Wednesday, 28 October 2009

Was the 1989 Sydney Morning Herald wrong?

Yesterday I read a special Sydney Morning Herald article from the end of August 1989 to commemorate fifty years sicne the outbreak of World War II.

Such a finding is of itself nothing to seriously note, except that I found a very interesting article about how, contrary to what was believed at the time, Japan's imperial government had never planned an actual invasion of Australia, as apparently some 1980s historians thought. It said that Japan would have required a full twelve divisions for an invasion of Australia, and that doing so would have necessitated a diversion of huge numbers of troops away from the war being fought with China over Manchuria. The article also said that the Japanese would have, despite the absence of opposition to invasion in the north of Australia, had a great deal of trouble with an invasion of Australia because of the extremely harsh environment in the north and centre of the continent, to which their troops would have been completely unsuited. The Sydney Morning Herald said that Australia's military would have had a major advantage had their been a war on our soil, which even with the climatic differences compared to Australia's milder southern regions,

What I cannot agree with is the idea that there would have been no point for Japan to try to invade Australia, for reasons relating to Australia's vast and still not-fully-explored mineral resources. However, in the years of the Great Depression, the proportion of Australia's economy contributed by mining reached its lowest level on record, and it has risen since.

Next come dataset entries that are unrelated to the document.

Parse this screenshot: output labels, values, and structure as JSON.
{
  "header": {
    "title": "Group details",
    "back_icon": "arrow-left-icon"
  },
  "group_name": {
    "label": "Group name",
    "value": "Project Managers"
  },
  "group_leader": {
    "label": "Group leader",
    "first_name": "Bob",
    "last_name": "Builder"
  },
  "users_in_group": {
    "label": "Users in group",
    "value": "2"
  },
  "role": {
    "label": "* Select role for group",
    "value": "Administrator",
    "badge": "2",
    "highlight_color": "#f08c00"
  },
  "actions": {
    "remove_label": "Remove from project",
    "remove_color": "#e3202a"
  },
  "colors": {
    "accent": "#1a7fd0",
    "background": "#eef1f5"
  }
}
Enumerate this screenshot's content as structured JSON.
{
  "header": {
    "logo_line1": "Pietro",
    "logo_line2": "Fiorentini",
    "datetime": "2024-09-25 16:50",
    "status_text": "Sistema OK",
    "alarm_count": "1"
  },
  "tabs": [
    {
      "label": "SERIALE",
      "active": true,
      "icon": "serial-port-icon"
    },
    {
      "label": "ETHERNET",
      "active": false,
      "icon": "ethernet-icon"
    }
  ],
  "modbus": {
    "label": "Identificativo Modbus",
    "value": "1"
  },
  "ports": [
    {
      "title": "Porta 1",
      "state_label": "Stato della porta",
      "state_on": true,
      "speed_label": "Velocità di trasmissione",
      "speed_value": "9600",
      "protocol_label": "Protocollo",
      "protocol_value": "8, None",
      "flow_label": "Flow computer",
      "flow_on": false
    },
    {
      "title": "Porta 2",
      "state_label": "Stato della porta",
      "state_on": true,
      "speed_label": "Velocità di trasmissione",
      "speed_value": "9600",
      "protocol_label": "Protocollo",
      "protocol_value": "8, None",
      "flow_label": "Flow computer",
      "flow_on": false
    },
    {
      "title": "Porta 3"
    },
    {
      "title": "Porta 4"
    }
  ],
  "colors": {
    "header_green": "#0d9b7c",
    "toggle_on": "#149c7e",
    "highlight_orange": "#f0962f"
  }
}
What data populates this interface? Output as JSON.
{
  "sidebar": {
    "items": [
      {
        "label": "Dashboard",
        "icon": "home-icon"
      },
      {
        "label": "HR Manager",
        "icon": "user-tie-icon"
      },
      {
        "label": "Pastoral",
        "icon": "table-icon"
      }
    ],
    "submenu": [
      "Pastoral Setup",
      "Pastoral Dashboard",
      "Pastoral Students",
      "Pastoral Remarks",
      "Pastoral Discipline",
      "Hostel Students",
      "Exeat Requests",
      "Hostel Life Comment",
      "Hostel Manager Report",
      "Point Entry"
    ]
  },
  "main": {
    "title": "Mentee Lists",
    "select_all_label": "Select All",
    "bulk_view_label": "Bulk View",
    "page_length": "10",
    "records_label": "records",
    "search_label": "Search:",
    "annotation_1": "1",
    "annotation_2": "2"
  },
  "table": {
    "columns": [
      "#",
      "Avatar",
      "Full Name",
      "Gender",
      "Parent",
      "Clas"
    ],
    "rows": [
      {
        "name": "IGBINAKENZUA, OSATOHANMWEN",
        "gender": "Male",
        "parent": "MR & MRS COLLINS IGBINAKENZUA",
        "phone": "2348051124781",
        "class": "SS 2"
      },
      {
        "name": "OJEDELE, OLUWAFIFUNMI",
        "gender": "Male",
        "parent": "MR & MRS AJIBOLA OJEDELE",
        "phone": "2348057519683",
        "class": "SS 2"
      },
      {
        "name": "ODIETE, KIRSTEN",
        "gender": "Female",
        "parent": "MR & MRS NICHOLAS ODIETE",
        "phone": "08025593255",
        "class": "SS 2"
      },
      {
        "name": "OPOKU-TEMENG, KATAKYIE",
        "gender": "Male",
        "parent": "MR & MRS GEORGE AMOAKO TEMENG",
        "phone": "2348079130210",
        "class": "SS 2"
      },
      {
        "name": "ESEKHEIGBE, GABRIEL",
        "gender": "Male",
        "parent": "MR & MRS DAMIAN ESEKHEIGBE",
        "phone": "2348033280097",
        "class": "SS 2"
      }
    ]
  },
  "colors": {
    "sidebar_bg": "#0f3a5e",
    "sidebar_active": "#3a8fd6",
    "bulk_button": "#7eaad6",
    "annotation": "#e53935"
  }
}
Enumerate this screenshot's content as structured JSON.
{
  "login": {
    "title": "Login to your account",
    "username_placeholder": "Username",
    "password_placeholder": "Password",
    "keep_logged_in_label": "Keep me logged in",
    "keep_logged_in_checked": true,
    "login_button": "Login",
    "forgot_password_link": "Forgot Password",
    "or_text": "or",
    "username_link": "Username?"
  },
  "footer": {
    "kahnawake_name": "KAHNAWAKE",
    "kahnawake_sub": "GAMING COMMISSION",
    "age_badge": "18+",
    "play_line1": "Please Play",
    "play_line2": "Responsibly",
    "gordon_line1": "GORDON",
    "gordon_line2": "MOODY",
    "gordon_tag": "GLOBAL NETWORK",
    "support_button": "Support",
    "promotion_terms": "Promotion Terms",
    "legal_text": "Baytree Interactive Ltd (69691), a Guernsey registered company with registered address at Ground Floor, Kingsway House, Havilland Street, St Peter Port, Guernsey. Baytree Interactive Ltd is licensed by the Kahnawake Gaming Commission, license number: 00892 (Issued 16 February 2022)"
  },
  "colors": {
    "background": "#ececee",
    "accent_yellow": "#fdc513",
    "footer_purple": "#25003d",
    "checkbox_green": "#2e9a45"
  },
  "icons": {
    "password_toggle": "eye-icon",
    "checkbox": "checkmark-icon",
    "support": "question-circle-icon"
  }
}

Because of this fact, the Imperial Japanese would naturally have failed to realise how much benefit they could have gained from invading Australia. If the Japanese had succeeded in gaining control of Australia's metal ores, there would have been a chance to monopolise valuable industrial resources that would have been as valuable in peacetime as in war, which would have given them an economic power far greater than they gained from the postwar "economic miracle". The history of Europe and East Asia after the war shows how a boom in a resource-free nation cannot be sustained because of the cultural changes no industrialising nation except those with abundant flat land has ever escaped. (In this context, it is interesting to see what effect Federation in 1901 had on Britain's twentieth-century history by removing Australia's enormous undiscovered resources?)